Secretary-General of Trades Union Congress (TUC), Dr. Yaw Baah speaking at the 2022 National May Day parade at the Black Star Square in Accra observed that ordinarily, all workers should be happy on May Day but unfortunately, that is not the case today because of the hardships workers and their families have had to endure, especially in the last two years or so.
“Minimum wage earners are currently receiving GH₵13.53 a day or GH₵365 per month (which is below the US$1.9 dollars-a-day International Poverty Line at the current exchange rate)”.
He added that in recent months, salaries have lost over a third of their real value as prices of essential commodities, including food and fuel, continue to increase on daily basis. “Between January and March this year, fuel prices increased by over 50%. A litre of petrol is now selling at over GH₵10”.
Consequently, the TUC called on government to suspend all taxes and levies on petrol, diesel, LPG, and Kerosene until the international price of crude oil and the value of the cedi are stabilized. The TUC added that the 15 pesewas reduction offered by government is not enough.
“Suspending all taxes and levies on fuel products in these challenging times will also demonstrate to Ghanaians that our government really cares and it is sensitive to the plight of the good people of Ghana”.
“Given the negative effects of higher fuel prices on standard of living, we once again urge government to consider reviewing the method for fuel pricing because the current method is unfair to consumers”.
Dr. Yaw Baah also noted that the rapid depreciation of the Ghana Cedi is also feeding into inflation.
“In July 2021, when we were negotiating national minimum wage and public sector pay for 2021 and 2022, inflation was 9%.
In March, 2022, inflation was 19.4%. Between March, 2021 and March, 2022, food prices increased by 22.4%, on average. Prices of some essential commodities increased by higher rates.
For example, the price of water increased by 27.1%; price of cereals and cereal products increased by 25%; price of meat increased by 20.2%; prices of fish and other seafood increased by 23.7%; price of oils increased by 28.2%; prices of fruits increased by 22.1%; and the prices of vegetables, tubers, plantains increased by 23.8%”.
The TUC Secretary-General added that many workers and their families have fallen into poverty and that, if nothing is done about this situation many more workers and their families will suffer severe poverty in the coming months.
“This is the time salaries in both the private and public sectors must be indexed to inflation in order to avoid worsening living standards among workers and their families. This is the time Ghanaian workers must be paid a living wage”.
On the agreement that that the Single Spine Pay Policy should be reviewed, Dr. Baah stated that the TUC expects the committee to address the key challenges that have hindered effective implementation of the Single Spine Pay Policy.

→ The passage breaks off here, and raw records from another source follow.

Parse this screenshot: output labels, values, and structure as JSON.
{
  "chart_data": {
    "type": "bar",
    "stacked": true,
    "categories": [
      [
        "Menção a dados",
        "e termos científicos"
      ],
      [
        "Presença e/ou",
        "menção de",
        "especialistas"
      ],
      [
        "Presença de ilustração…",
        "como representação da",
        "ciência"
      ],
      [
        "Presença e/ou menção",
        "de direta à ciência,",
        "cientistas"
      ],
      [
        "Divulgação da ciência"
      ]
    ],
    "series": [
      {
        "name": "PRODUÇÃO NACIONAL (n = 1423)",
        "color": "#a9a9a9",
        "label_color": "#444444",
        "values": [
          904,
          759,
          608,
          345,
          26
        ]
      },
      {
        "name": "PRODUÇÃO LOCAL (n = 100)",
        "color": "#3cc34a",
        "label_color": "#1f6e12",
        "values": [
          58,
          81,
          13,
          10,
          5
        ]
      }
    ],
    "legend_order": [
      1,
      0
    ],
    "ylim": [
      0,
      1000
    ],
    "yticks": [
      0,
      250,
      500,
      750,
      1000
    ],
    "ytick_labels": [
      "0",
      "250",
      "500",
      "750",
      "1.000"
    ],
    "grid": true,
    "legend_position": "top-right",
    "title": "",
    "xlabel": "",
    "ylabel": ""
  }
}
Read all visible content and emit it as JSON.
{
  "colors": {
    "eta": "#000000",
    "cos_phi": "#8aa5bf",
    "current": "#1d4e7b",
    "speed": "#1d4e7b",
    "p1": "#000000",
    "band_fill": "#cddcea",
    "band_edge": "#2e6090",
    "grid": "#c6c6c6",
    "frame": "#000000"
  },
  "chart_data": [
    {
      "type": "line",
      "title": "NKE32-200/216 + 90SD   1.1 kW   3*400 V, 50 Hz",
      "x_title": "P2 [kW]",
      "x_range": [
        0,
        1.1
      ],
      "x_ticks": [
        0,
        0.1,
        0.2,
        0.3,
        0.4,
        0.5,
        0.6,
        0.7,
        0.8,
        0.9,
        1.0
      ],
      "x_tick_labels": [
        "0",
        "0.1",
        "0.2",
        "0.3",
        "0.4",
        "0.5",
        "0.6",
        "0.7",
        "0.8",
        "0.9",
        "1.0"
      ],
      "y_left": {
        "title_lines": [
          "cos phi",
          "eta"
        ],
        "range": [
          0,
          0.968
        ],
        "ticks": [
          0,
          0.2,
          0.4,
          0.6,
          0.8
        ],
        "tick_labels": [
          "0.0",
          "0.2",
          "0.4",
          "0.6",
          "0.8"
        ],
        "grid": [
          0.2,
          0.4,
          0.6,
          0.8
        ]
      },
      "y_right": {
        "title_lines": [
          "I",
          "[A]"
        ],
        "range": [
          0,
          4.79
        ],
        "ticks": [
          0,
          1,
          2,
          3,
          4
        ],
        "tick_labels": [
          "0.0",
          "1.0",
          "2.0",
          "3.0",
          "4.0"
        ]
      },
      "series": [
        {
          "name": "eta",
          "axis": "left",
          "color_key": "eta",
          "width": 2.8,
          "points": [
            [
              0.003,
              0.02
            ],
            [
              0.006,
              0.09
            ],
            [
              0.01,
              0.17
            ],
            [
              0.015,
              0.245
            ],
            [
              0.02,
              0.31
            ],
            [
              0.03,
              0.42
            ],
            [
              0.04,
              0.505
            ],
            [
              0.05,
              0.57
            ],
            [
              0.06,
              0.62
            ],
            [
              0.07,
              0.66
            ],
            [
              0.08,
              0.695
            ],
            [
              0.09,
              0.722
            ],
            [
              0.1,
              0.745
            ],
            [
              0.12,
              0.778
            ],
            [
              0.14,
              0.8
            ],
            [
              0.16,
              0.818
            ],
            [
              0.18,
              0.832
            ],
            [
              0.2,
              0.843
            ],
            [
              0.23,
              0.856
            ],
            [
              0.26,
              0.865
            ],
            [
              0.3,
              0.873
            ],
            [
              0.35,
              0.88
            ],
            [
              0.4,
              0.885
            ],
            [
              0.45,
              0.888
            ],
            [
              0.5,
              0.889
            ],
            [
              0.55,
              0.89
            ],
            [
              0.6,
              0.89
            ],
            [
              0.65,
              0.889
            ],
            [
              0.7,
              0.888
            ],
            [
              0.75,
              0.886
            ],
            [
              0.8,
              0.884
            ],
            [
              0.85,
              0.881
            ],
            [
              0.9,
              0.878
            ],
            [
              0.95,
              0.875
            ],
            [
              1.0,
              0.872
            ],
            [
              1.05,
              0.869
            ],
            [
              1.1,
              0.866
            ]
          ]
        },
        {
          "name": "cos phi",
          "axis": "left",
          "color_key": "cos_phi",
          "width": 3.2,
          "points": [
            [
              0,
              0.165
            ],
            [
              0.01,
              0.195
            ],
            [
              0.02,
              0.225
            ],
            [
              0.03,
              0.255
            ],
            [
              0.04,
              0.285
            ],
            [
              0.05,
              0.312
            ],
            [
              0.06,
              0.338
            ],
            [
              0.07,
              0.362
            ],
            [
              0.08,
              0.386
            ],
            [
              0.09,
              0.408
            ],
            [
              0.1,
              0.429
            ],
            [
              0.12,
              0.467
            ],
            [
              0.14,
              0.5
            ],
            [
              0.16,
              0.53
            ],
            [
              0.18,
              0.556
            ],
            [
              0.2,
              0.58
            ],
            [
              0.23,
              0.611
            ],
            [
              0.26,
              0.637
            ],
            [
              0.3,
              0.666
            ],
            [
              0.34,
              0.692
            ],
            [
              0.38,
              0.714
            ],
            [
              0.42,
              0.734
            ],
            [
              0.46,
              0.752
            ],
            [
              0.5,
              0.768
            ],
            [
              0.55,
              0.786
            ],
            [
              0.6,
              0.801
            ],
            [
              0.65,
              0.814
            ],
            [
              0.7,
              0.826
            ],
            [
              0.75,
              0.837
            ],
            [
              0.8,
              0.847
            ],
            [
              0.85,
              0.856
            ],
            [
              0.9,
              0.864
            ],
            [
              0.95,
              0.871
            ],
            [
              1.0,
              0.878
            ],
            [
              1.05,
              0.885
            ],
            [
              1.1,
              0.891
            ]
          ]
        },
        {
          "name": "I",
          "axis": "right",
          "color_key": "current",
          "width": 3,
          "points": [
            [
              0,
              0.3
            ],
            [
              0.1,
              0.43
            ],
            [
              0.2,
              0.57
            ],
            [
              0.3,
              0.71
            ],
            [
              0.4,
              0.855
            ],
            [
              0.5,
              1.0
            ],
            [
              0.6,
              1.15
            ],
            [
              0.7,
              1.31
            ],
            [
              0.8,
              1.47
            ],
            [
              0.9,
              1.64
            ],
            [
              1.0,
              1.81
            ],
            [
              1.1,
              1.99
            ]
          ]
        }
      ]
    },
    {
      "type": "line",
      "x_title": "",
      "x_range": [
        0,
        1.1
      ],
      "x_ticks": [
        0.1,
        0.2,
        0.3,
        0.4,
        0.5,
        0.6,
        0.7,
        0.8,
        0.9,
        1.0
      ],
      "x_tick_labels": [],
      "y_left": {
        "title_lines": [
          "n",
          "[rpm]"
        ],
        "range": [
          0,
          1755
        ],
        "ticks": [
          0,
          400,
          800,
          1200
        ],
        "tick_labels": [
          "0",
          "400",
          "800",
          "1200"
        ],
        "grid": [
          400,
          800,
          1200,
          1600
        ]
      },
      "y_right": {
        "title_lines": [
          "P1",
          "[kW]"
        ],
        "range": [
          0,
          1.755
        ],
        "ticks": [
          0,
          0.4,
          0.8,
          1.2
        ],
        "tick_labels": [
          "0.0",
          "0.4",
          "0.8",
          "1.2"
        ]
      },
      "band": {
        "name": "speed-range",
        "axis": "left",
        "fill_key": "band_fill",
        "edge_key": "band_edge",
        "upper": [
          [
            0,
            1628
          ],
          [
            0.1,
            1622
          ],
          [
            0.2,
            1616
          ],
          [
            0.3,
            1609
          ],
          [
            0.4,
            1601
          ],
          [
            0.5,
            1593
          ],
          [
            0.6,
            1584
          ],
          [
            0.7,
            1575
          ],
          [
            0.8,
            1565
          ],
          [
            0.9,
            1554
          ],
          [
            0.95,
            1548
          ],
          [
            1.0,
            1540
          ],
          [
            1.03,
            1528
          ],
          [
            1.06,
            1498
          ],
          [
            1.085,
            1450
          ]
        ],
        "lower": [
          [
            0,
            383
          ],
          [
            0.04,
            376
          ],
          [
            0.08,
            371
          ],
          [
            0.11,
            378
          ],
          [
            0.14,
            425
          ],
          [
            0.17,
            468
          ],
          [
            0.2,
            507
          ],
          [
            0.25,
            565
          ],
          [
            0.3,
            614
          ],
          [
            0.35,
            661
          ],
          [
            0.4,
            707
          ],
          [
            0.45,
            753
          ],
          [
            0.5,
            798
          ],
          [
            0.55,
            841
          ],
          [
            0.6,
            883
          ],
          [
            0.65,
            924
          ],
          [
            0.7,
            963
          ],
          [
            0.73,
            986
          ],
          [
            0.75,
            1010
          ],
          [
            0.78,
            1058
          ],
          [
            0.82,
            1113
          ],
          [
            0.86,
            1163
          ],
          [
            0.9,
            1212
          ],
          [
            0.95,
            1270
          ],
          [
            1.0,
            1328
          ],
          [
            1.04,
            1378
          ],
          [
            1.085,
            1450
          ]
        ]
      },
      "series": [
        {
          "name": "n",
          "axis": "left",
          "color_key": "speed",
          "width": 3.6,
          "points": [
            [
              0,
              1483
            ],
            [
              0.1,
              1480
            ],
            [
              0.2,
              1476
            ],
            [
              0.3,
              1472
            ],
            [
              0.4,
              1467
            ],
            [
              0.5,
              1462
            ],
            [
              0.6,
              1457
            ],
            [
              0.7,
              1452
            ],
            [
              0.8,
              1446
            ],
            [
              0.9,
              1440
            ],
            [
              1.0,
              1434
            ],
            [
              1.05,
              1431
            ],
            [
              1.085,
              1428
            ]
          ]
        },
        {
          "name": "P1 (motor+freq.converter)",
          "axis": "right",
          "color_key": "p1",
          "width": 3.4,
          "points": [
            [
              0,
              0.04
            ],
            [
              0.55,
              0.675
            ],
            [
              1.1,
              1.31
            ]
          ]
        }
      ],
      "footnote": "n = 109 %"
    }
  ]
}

“The first challenge has to do with the low levels of pay for workers on the Single Spine Salary Structure. Some public sector workers on the Single Spine Salary Structure are currently receiving salaries as low as GHS415 per month. This is woefully inadequate for any meaningful life in these difficult times”.
One of the main objectives of the Single Spine Pay Policy was to ensure fairness in the reward system in the public service, he noted, but after twelve years of implementation of the policy, pay differentials in the public service has worsened.
“We now have a situation where junior officers in some public service institutions who are not on the Single Spine Salary Structure, earn much higher salaries than senior officers on the structure”.
He also added that in 2021 and 2022 when public sector workers on the Single Spine Salary Structure were offered 4% and 7% pay increments respectively, some state-owned enterprises awarded themselves over 25 percent salary increase, even though their salaries are much higher than workers on the Single Spine Salary Structure.
“On this special day, May Day, we call on President Akufo-Addo to ensure that the reward system in the entire public sector, including emoluments for Article 71 office holders and top management of state-owned enterprises, is totally overhauled”.
The low level of salaries and the pay inequalities have very serious implications for workers not only when they are in active service but also when they retire, he noted.